What a depressing read. Melanie Phillips is a bit of a firebrand herself when it comes to being partisan, but if even one-half of what she says is true, or even if there is some context left out, this is still damaging enough.

It just goes to show how deeply entrenched anti-Zionism is in their worldview. They actually think that pro-Zionist bias has to be fought. Actually it's insufficient hostility to Israel, neutrality, or some vestigial sympathy for Israel that they're looking to stamp out. All under the name of getting rid of "bias." George Orwell, where are you when we need you?

This is quite different from American media which relies heavily on the Israeli-run MEMRI and journalists with no training in Arabic or even basic knowledge of Middle Eastern history.

Actually most of American media is disgustingly pro-Islamo-Nazism (though not to the same degree as European media).
Just check your local newspaper. Or for that matter Camera or honestreporting.

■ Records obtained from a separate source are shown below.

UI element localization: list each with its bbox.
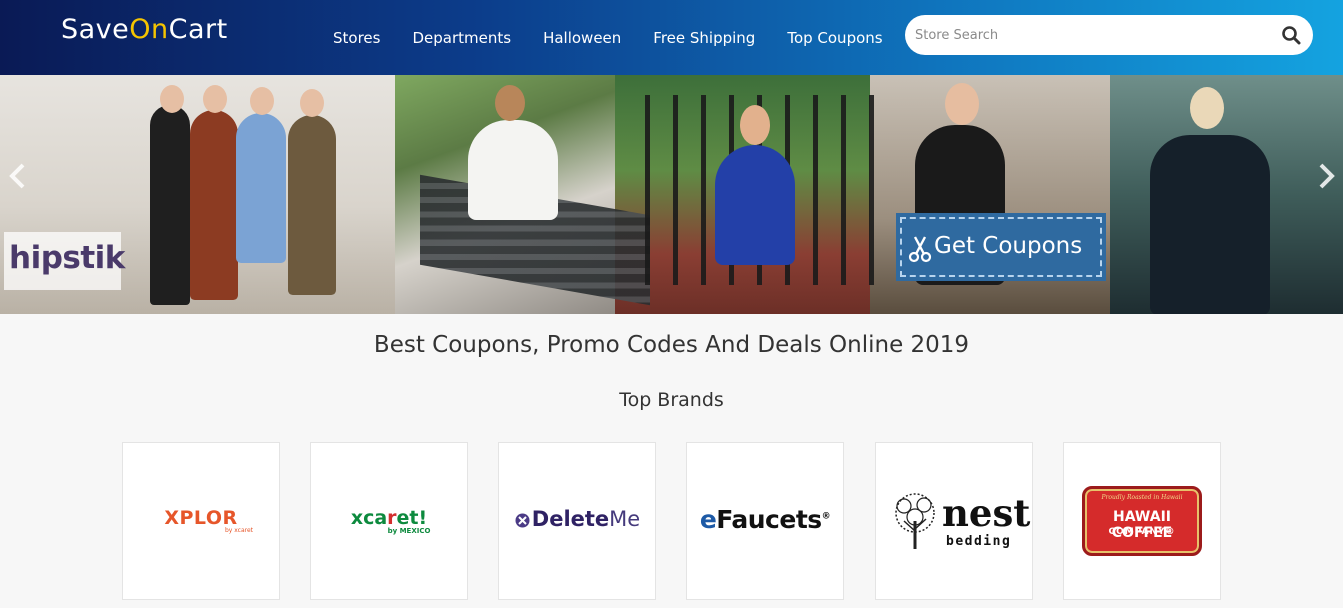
site-header: SaveOnCart Stores Departments Halloween … xyxy=(0,0,1343,75)
brand-tile-xcaret[interactable]: xcaret! by MEXICO xyxy=(310,442,468,600)
brand-logo-hawaii-sub: COMPANY® xyxy=(1108,527,1176,537)
brand-tile-nest-bedding[interactable]: nest bedding xyxy=(875,442,1033,600)
nav-stores[interactable]: Stores xyxy=(333,29,380,47)
scissors-icon xyxy=(908,236,932,263)
brand-logo-hawaii-tagline: Proudly Roasted in Hawaii xyxy=(1101,494,1183,501)
model-figure xyxy=(150,105,190,305)
get-coupons-label: Get Coupons xyxy=(934,233,1083,259)
hipstik-logo: hipstik xyxy=(4,232,125,290)
get-coupons-button[interactable]: Get Coupons xyxy=(896,213,1106,281)
brand-logo-xcaret: xcaret! xyxy=(350,507,428,529)
brand-logo-efaucets: eFaucets® xyxy=(699,505,831,534)
model-head xyxy=(250,87,274,115)
model-figure xyxy=(1150,135,1270,314)
brand-logo-nest: nest xyxy=(942,491,1031,535)
model-head xyxy=(300,89,324,117)
model-head xyxy=(495,85,525,121)
model-head xyxy=(203,85,227,113)
brand-logo-xplor: XPLOR xyxy=(164,507,238,529)
model-head xyxy=(160,85,184,113)
brand-tile-efaucets[interactable]: eFaucets® xyxy=(686,442,844,600)
brand-tile-hawaii-coffee[interactable]: Proudly Roasted in Hawaii HAWAII COFFEE … xyxy=(1063,442,1221,600)
main-nav: Stores Departments Halloween Free Shippi… xyxy=(333,29,915,47)
logo-part-2: On xyxy=(129,14,169,45)
chevron-right-icon[interactable] xyxy=(1314,162,1338,190)
model-head xyxy=(740,105,770,145)
logo-part-3: Cart xyxy=(168,14,228,45)
model-figure xyxy=(288,115,336,295)
chevron-left-icon[interactable] xyxy=(6,162,30,190)
model-figure xyxy=(190,110,238,300)
model-head xyxy=(1190,87,1224,129)
nav-halloween[interactable]: Halloween xyxy=(543,29,621,47)
model-head xyxy=(945,83,979,125)
brand-logo-deleteme: DeleteMe xyxy=(531,507,641,531)
logo-part-1: Save xyxy=(61,14,130,45)
brand-tile-deleteme[interactable]: DeleteMe xyxy=(498,442,656,600)
nav-departments[interactable]: Departments xyxy=(412,29,511,47)
model-figure xyxy=(468,120,558,220)
top-brands-title: Top Brands xyxy=(619,389,724,411)
brand-logo-xcaret-sub: by MEXICO xyxy=(387,527,431,535)
search-icon[interactable] xyxy=(1281,25,1301,45)
hipstik-logo-text: hipstik xyxy=(9,240,125,276)
hawaii-coffee-badge: Proudly Roasted in Hawaii HAWAII COFFEE … xyxy=(1082,486,1202,556)
model-figure xyxy=(715,145,795,265)
brand-tile-xplor[interactable]: XPLOR by xcaret xyxy=(122,442,280,600)
site-logo[interactable]: SaveOnCart xyxy=(61,14,228,45)
brand-logo-xplor-sub: by xcaret xyxy=(224,527,254,534)
store-search-box xyxy=(905,15,1313,55)
search-input[interactable] xyxy=(915,23,1275,47)
page-headline: Best Coupons, Promo Codes And Deals Onli… xyxy=(373,332,970,358)
tree-icon xyxy=(895,493,935,549)
nav-free-shipping[interactable]: Free Shipping xyxy=(653,29,755,47)
hero-banner[interactable]: hipstik Get Coupons xyxy=(0,75,1343,314)
model-figure xyxy=(236,113,286,263)
brand-logo-nest-sub: bedding xyxy=(946,534,1012,549)
nav-top-coupons[interactable]: Top Coupons xyxy=(787,29,882,47)
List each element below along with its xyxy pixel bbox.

It is inapposite in the extreme to think of Melanie Phillips as a partisan firebrand, an ascription which can only be considered in pejorative terms. Someone like a Barney Frank can be thought of as a partisan firebrand, likewise a Harry Reid or a Pelosi; in fact that's among the nicest things that can be attributed to that troika. Or, among the commentariat, a Roger Cohen could be thought of as a partisan firebrand. (Or is Roger Cohen the very opposite of a firebrand, more along the lines of a seducer who leads others into a complacency and even a somnambulant state, via incomprehensions and more mendacious appeals?)

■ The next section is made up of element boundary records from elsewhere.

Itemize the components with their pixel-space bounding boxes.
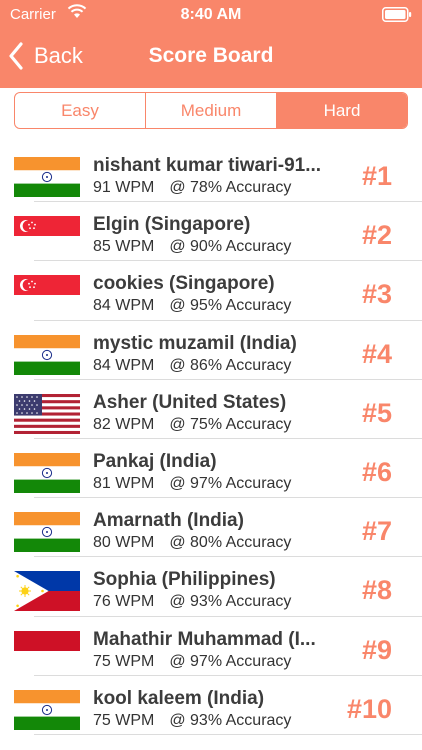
player-stats: 75 WPM @ 97% Accuracy <box>93 653 291 671</box>
score-row[interactable]: Sophia (Philippines) 76 WPM @ 93% Accuracy… <box>0 557 422 617</box>
wpm-value: 82 WPM <box>93 415 155 433</box>
player-name: nishant kumar tiwari-91... <box>93 155 322 176</box>
tab-hard[interactable]: Hard <box>276 93 407 128</box>
accuracy-value: @ 86% Accuracy <box>169 356 292 374</box>
accuracy-value: @ 75% Accuracy <box>169 415 292 433</box>
flag <box>14 512 80 553</box>
flag <box>14 571 80 612</box>
wpm-value: 76 WPM <box>93 593 155 611</box>
rank-label: #7 <box>361 516 392 547</box>
player-name: Mahathir Muhammad (I... <box>93 628 316 650</box>
rank-label: #9 <box>361 634 392 665</box>
wpm-value: 91 WPM <box>93 179 155 196</box>
philippines-flag-icon <box>14 571 80 612</box>
flag <box>14 334 80 375</box>
singapore-flag-icon <box>14 216 80 257</box>
indonesia-flag-icon <box>14 630 80 671</box>
player-stats: 80 WPM @ 80% Accuracy <box>93 534 291 552</box>
accuracy-value: @ 97% Accuracy <box>169 474 292 492</box>
india-flag-icon <box>14 452 80 493</box>
score-row[interactable]: kool kaleem (India) 75 WPM @ 93% Accuracy #… <box>0 676 422 735</box>
score-row[interactable]: Amarnath (India) 80 WPM @ 80% Accuracy #7 <box>0 498 422 558</box>
player-stats: 91 WPM @ 78% Accuracy <box>93 179 291 197</box>
score-row[interactable]: mystic muzamil (India) 84 WPM @ 86% Accura… <box>0 321 422 380</box>
india-flag-icon <box>14 512 80 553</box>
battery-icon <box>382 7 412 22</box>
score-row[interactable]: cookies (Singapore) 84 WPM @ 95% Accuracy #… <box>0 261 422 321</box>
player-name: Sophia (Philippines) <box>93 569 276 591</box>
accuracy-value: @ 95% Accuracy <box>169 297 292 315</box>
score-row[interactable]: Mahathir Muhammad (I... 75 WPM @ 97% Accur… <box>0 617 422 676</box>
wpm-value: 85 WPM <box>93 238 155 256</box>
player-stats: 85 WPM @ 90% Accuracy <box>93 238 291 256</box>
accuracy-value: @ 90% Accuracy <box>169 238 292 256</box>
rank-label: #8 <box>361 575 392 606</box>
tab-medium[interactable]: Medium <box>145 93 276 128</box>
wpm-value: 81 WPM <box>93 474 155 492</box>
accuracy-value: @ 78% Accuracy <box>169 179 292 196</box>
player-name: kool kaleem (India) <box>93 687 265 709</box>
rank-label: #4 <box>361 338 392 369</box>
score-list: nishant kumar tiwari-91... 91 WPM @ 78% Ac… <box>0 143 422 735</box>
rank-label: #10 <box>346 693 392 724</box>
india-flag-icon <box>14 334 80 375</box>
score-row[interactable]: nishant kumar tiwari-91... 91 WPM @ 78% Ac… <box>0 143 422 203</box>
rank-label: #5 <box>361 397 392 428</box>
flag <box>14 216 80 257</box>
wpm-value: 80 WPM <box>93 534 155 552</box>
player-stats: 76 WPM @ 93% Accuracy <box>93 593 291 611</box>
usa-flag-icon <box>14 393 80 434</box>
india-flag-icon <box>14 157 80 197</box>
player-name: cookies (Singapore) <box>93 273 275 295</box>
wpm-value: 84 WPM <box>93 356 155 374</box>
score-row[interactable]: Elgin (Singapore) 85 WPM @ 90% Accuracy #2 <box>0 202 422 262</box>
navigation-bar: Back Score Board <box>0 30 422 88</box>
score-row[interactable]: Asher (United States) 82 WPM @ 75% Accurac… <box>0 380 422 439</box>
wpm-value: 84 WPM <box>93 297 155 315</box>
header-bar: Carrier 8:40 AM Back Score Board <box>0 0 422 88</box>
flag <box>14 275 80 316</box>
flag <box>14 689 80 730</box>
india-flag-icon <box>14 689 80 730</box>
player-stats: 81 WPM @ 97% Accuracy <box>93 475 291 493</box>
row-divider <box>34 733 422 735</box>
accuracy-value: @ 80% Accuracy <box>169 534 292 552</box>
player-stats: 75 WPM @ 93% Accuracy <box>93 712 291 730</box>
flag <box>14 452 80 493</box>
player-name: mystic muzamil (India) <box>93 332 297 354</box>
player-name: Pankaj (India) <box>93 450 217 472</box>
rank-label: #6 <box>361 456 392 487</box>
singapore-flag-icon <box>14 275 80 316</box>
player-name: Asher (United States) <box>93 391 287 413</box>
flag <box>14 157 80 197</box>
rank-label: #3 <box>361 279 392 310</box>
accuracy-value: @ 93% Accuracy <box>169 593 292 611</box>
flag <box>14 630 80 671</box>
player-stats: 84 WPM @ 95% Accuracy <box>93 297 291 315</box>
wpm-value: 75 WPM <box>93 652 155 670</box>
rank-label: #2 <box>361 220 392 251</box>
rank-label: #1 <box>361 161 392 191</box>
page-title: Score Board <box>148 44 274 67</box>
player-name: Elgin (Singapore) <box>93 214 251 236</box>
accuracy-value: @ 97% Accuracy <box>169 652 292 670</box>
status-time: 8:40 AM <box>180 6 242 23</box>
score-row[interactable]: Pankaj (India) 81 WPM @ 97% Accuracy #6 <box>0 439 422 499</box>
difficulty-segmented-control: Easy Medium Hard <box>14 92 408 129</box>
flag <box>14 393 80 434</box>
player-stats: 82 WPM @ 75% Accuracy <box>93 416 291 434</box>
tab-easy[interactable]: Easy <box>15 93 145 128</box>
wpm-value: 75 WPM <box>93 711 155 729</box>
status-bar: Carrier 8:40 AM <box>0 0 422 30</box>
accuracy-value: @ 93% Accuracy <box>169 711 292 729</box>
player-name: Amarnath (India) <box>93 510 244 532</box>
player-stats: 84 WPM @ 86% Accuracy <box>93 357 291 375</box>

By contrast - while Phillips commonly tackles some of the most difficult and controversial issues concerning Israel and the M.E., and the globe at large, also within Britain more specifically - she writes trenchantly, incisively, coherently and cogently. Thus one can similarly agree - or disagree - on a coherent and cogent basis, rather than an arch and rhetorically infused basis only.

The fact that detractors so often resort to name calling, labels, misdirection and diffuse forms of rebuttals in general reflects upon those detractors, not upon Phillips.

That is said not to take you, Joanne, to task, as I don't presume to know your own intent more specifically, but Melanie Phillips is a decidedly honest, forthright and incisive articulator of issues and positions of note. Unfortunately, something of a rarity as well in that vein, in large part because ours is an era permeated with ideologues, along with the underlying dogmas, presumption and systematic deceits they bring with them, the corresponding lack of gravitas and grounding.